Wenn gegen Ende der Hinrunde das Wetter schlechter wird, es zu Niederschlägen und Minusgraden kommt, ziehen einige Vereine die Notbremse und sagen ihre Heimspiele ab. Bei widrigen, gesundheitsgefährdenden Bedingungen eine vernünftige Entscheidung, doch nicht immer scheint das Wohl der Spieler im Vordergrund zu stehen. Vielmehr erhärtet sich dieser Tage der Verdacht, dass vor allem in der Landesklasse personell gebeutelte, abstiegsbedrohte Klubs das Schlupfloch der witterungsbedingten Spielabsage nutzen wollen, um sich möglichst schadlos in die Winterpause zu retten. Eine äußerst unsportliche Art der Wettbewerbsverzerrung findet die Konkurrenz und setzt sich jetzt zur Wehr. Eintracht Salzwedel plant in Kooperation mit seinem Kreisverband und weiteren Vereinen einen Antrag, der das Problem lösen soll.
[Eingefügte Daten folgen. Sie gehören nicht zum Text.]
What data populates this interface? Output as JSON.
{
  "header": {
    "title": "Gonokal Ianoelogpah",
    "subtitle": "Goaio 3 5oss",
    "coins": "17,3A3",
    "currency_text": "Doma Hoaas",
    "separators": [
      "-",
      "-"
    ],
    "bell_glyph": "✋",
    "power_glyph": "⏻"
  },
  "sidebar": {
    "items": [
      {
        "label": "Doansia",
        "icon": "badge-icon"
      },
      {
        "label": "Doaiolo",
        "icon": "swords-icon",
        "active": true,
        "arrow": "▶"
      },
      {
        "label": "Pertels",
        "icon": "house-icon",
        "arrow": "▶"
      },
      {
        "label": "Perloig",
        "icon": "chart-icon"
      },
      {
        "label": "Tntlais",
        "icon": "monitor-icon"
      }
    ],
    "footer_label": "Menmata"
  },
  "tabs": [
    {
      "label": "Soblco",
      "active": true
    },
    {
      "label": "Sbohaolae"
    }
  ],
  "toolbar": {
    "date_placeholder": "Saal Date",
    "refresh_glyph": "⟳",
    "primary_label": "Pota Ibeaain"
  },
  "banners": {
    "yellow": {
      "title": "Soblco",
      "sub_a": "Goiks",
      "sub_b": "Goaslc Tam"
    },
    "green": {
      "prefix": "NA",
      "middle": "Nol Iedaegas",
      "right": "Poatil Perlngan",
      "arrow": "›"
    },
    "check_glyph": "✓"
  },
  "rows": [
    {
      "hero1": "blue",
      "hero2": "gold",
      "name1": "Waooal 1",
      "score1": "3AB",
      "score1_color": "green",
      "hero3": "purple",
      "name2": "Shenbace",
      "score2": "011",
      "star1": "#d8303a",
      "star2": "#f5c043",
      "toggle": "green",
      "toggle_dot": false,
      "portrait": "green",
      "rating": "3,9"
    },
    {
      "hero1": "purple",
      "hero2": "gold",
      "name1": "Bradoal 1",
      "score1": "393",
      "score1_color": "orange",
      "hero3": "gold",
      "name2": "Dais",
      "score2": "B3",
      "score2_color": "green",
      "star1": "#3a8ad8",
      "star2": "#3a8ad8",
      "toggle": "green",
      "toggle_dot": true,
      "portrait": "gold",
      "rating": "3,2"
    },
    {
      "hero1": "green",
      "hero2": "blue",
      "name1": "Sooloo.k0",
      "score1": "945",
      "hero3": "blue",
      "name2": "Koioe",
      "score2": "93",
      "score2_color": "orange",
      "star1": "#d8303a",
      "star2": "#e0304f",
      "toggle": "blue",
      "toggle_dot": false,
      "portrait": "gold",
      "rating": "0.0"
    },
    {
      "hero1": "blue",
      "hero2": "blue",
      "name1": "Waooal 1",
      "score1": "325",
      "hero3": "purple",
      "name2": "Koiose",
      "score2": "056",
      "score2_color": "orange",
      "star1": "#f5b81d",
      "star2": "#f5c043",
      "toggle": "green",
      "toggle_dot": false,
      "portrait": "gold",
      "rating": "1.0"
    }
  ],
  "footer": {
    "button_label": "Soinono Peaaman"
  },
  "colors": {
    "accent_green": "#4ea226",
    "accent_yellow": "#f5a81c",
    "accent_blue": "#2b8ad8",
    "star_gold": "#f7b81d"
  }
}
„Es ist doch offensichtlich, was da abgeht. Uns gehen die personellen Probleme der anderen Vereine nichts an, aber da scheint schon etwas einzureißen“, ärgert sich Salzwedels Trainer Burghardt Schulze. Seine Mannschaft war vor knapp zwei Wochen betroffen. Der TuS Wahrburg sagte sein Heimspiel gegen die Westaltmärker ab, stimmte aber nicht zu, dass Heimrecht zu tauschen, damit die Partie zur Austragung kommen kann. Die Folge: Das Nachholspiel wurde für den 18. Februar angesetzt. Die Winterpause der Salzwedeler verkürzt sich somit unverschuldet um zwei Wochen. Ein Ärgernis, das die Eintracht mit anderen Vereinen teilt. Heide Jävenitz und der FSV Havelberg holen sogar schon am 4. Februar nach. Eine erholsame Winterpause ist nicht mehr möglich. „Man muss bedenken, dass wir Hobbyfußballer sind, da will man sich auch mal mit anderen Sachen beschäftigen“, echauffiert sich Schulze.

Die Fakten stützen Schulzes These von der vorgeschobenen Platzsperre aufgrund von Personalproblemen: Mit dem MTV Beetzendorf, dem TuS Wahrburg, dem SV Langenapel und dem SV Krüden/Groß Garz haben bislang ausschließlich Abstiegskandidaten Heimspiele absagen müssen. Aufsteiger Wahrburg sieht sich nun zu Unrecht in eine Ecke gestellt. „Wir hatten eine Woche vorher gewonnen und haben jetzt auch in Gardelegen einen Punkt geholt. Das zeigt, dass die Mannschaft gut drauf ist, warum hätten wir absagen sollen? Wir wollten spielen“, versichert TuS-Vorstand Marco Friedrich. Die Plätze in Wahrburg seien zudem von der Stadt Stendal gesperrt worden. Dass Heimrecht habe der TuS deshalb nicht tauschen wollen, weil er für die weite Fahrt nach Salzwedel so kurzfristig nicht die nötigen Fahrzeuge hat organisieren können, erklärte Friedrich auf Nachfrage.

Für Burghardt Schulze ist das Ende der Fahnenstange in diesem leidigen Thema erreicht. Er will das Problem angehen und liefert sogar gleich zwei Lösungsvorschläge. Zusammen mit dem KFV Altmark West und anderen Klubs wie dem SV Liesten soll in den kommenden Wochen ein Antrag ausgearbeitet werden, der den kurzfristigen Tausch des Heimrechts für alle Vereine zur Pflicht macht. Sollte der Antrag scheitern, bliebe in Schulzes Augen nur noch eine Lösung: „Dann muss die Staffel halt auf 14 Mannschaften reduziert werden und wir hätten vier freie Wochenenden mehr.“ So wie in der jüngeren Vergangenheit will sich die Eintracht nicht mehr vor vollendete Tatsachen stellen lassen. „Das muss aufhören. Kein Platz wird im Februar besser sein als jetzt“, kritisiert Schulze das Offensichtliche.